The set design, the stage movement, the multimedia sound effects, the musical accompaniment, the acting: They’re all so dazzling, so imaginative, so precise in internationally acclaimed director Sam Mendes’ production of the Tony Award-winning hit “The Lehman Trilogy” that it hardly matters that the story—of the American Dream ultimately shattered—offers no new Big Idea to ponder.
Even the details of the Lehman brothers’ trajectory over time—from 1844, when the first brother, Chaim (quickly assigned the name Henry at Ellis Island), arrived here from Bavaria, presumably penniless and barely speaking English, to the financial behemoth’s downfall in 2008 and the resulting worldwide financial collapse—are easily accessible.
This is no new take on the evils of capitalism—in the Bay Area we have the San Francisco Mime Troupe for that—but it’s an example of the very best way that acting and stagecraft can serve simple storytelling, never overpowering the story itself but always, consistently, beautifully, enhancing it. In three acts and three and a half hours, it’s consistently engrossing.
Stefano Massini’s script, adapted by Ben Power in this joint American Conservatory Theater/National Theatre/Neal Street Productions co-presentation, is straightforward.
The first brother (played by John Heffernan), “a Jew with only one piece of luggage,” appears silently out of the shadows.
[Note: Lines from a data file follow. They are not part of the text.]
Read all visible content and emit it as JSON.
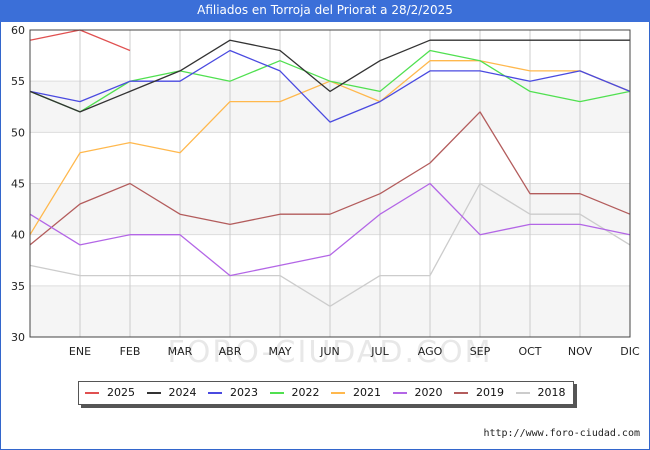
{
  "header": {
    "title": "Afiliados en Torroja del Priorat a 28/2/2025"
  },
  "watermark": "FORO-CIUDAD.COM",
  "source": "http://www.foro-ciudad.com",
  "chart_data": {
    "type": "line",
    "title": "Afiliados en Torroja del Priorat a 28/2/2025",
    "xlabel": "",
    "ylabel": "",
    "categories": [
      "ENE",
      "FEB",
      "MAR",
      "ABR",
      "MAY",
      "JUN",
      "JUL",
      "AGO",
      "SEP",
      "OCT",
      "NOV",
      "DIC"
    ],
    "ylim": [
      30,
      60
    ],
    "yticks": [
      30,
      35,
      40,
      45,
      50,
      55,
      60
    ],
    "grid": true,
    "legend_position": "bottom",
    "start_value_label": "previous DIC",
    "series": [
      {
        "name": "2025",
        "color": "#e05050",
        "start": 59,
        "values": [
          60,
          58,
          null,
          null,
          null,
          null,
          null,
          null,
          null,
          null,
          null,
          null
        ]
      },
      {
        "name": "2024",
        "color": "#333333",
        "start": 54,
        "values": [
          52,
          54,
          56,
          59,
          58,
          54,
          57,
          59,
          59,
          59,
          59,
          59
        ]
      },
      {
        "name": "2023",
        "color": "#4a4ae0",
        "start": 54,
        "values": [
          53,
          55,
          55,
          58,
          56,
          51,
          53,
          56,
          56,
          55,
          56,
          54
        ]
      },
      {
        "name": "2022",
        "color": "#50e050",
        "start": 54,
        "values": [
          52,
          55,
          56,
          55,
          57,
          55,
          54,
          58,
          57,
          54,
          53,
          54
        ]
      },
      {
        "name": "2021",
        "color": "#ffb84d",
        "start": 40,
        "values": [
          48,
          49,
          48,
          53,
          53,
          55,
          53,
          57,
          57,
          56,
          56,
          54
        ]
      },
      {
        "name": "2020",
        "color": "#b366e6",
        "start": 42,
        "values": [
          39,
          40,
          40,
          36,
          37,
          38,
          42,
          45,
          40,
          41,
          41,
          40
        ]
      },
      {
        "name": "2019",
        "color": "#b35c5c",
        "start": 39,
        "values": [
          43,
          45,
          42,
          41,
          42,
          42,
          44,
          47,
          52,
          44,
          44,
          42
        ]
      },
      {
        "name": "2018",
        "color": "#cccccc",
        "start": 37,
        "values": [
          36,
          36,
          36,
          36,
          36,
          33,
          36,
          36,
          45,
          42,
          42,
          39
        ]
      }
    ]
  }
}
He speaks so quietly of his rapture at arriving in “that great music box called America” that he sets the tone for a play in which every word registers and nothing—no expression of emotion, no light cue, no sound effect — is extraneous. Each moment feels crystalline.
The set (designed by Es Devlin) that represents America is a great glass box that rotates as Henry and the brothers that follow him to America, Mayer (Aaron Krohn) and Emanuel (Howard W. Overshown), set up a clothing shop in Alabama and eventually—as their business expands to brokering raw cotton and more, and finally, of course, to finance—to Wall Street.
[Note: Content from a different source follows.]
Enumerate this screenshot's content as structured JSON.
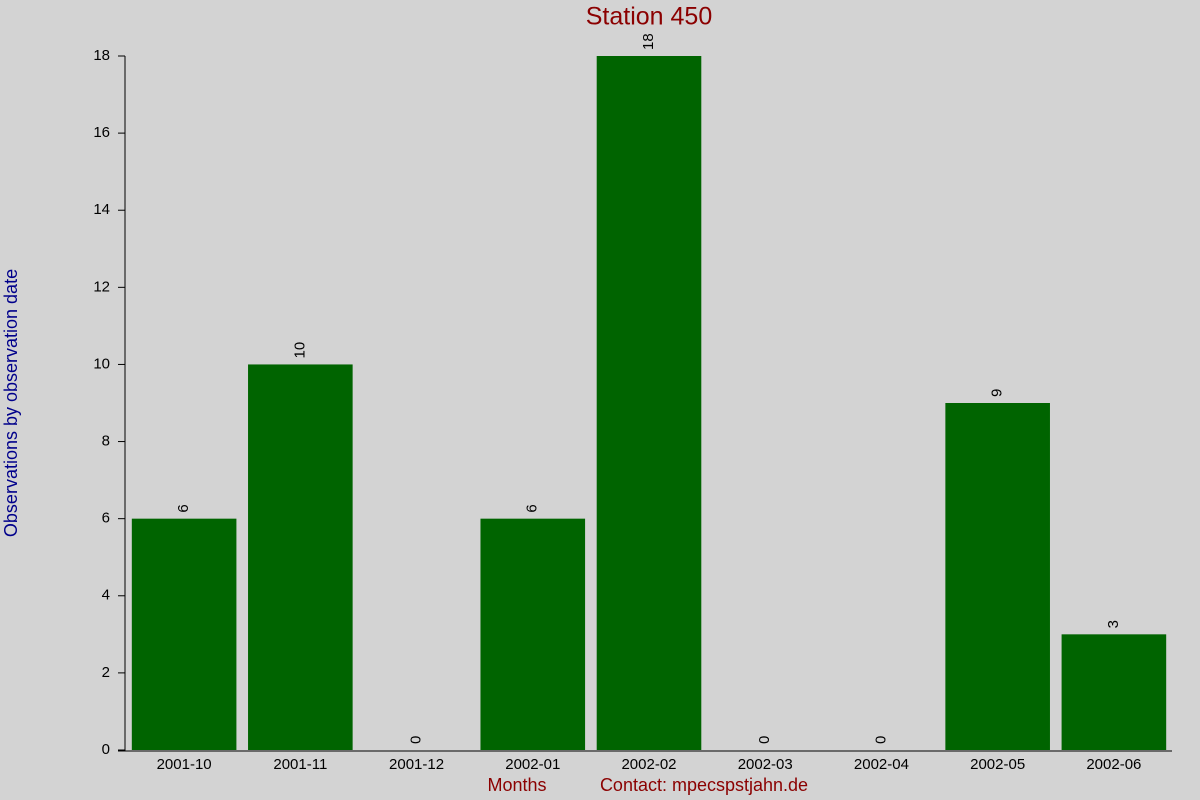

Except for a few stunning moments, “The Lehman Trilogy” is entirely black and white. That includes the costumes and the still images and silent videos (created by Luke Halls) that encompass the glass box. Surrounding cityscapes behind the box transform so subtly as time passes, you barely notice them changing and morphing amid designer Jon Clark’s stark, effective lighting.
The three brothers, their three distinctively different personalities so well delineated by the actors, squabble, marry, have recurring nightmares about the future as their empire inexorably grows, have sons of their own, and those sons have sons. The original brothers die, one by one, and Kaddish, the Jewish prayer for the dead, is intoned–thankfully, no extraneous sentimentality.
The three actors play not only the original trio of immigrants but also their progeny and a host of other roles, each one, from the largest to the smallest, even a wide-eyed, thumb-sucking baby, in precise detail. Their empathy lends this production its solid, human core—and its humor, too.
Along the way, history happens: the Civil War, locomotives, electricity, the fateful 1929 stock market crash (particularly chilling), and much more. The details of the Lehman brothers’ wheeling and dealing tend to zoom by—it’s hard to keep track of what they’re up to at times, the ways in which they’re seizing the moment: “It’s not luck, it’s strategy,” emphasizes Emanuel’s flinty-eyed son, Philip, while his cousin Herbert, son of Mayer, puts it flatly this way: “We use money to make more money.”
And there’s the piano music, with its at times melancholic, at times dramatic, at times klezmer-like melodies (composer-sound designer Nick Powell), played in view of the audience by Rebekah Bruce. It’s just one more perfect touch in a play that illuminates a bit of American history in a way that surely could not have been told as well in any other form.
“The Lehman Trilogy” continues through June 23 at American Conservatory Theater’s Toni Rembe Theater, 415 Geary St., San Francisco. Tickets are $29 to $152 at act-sf.org.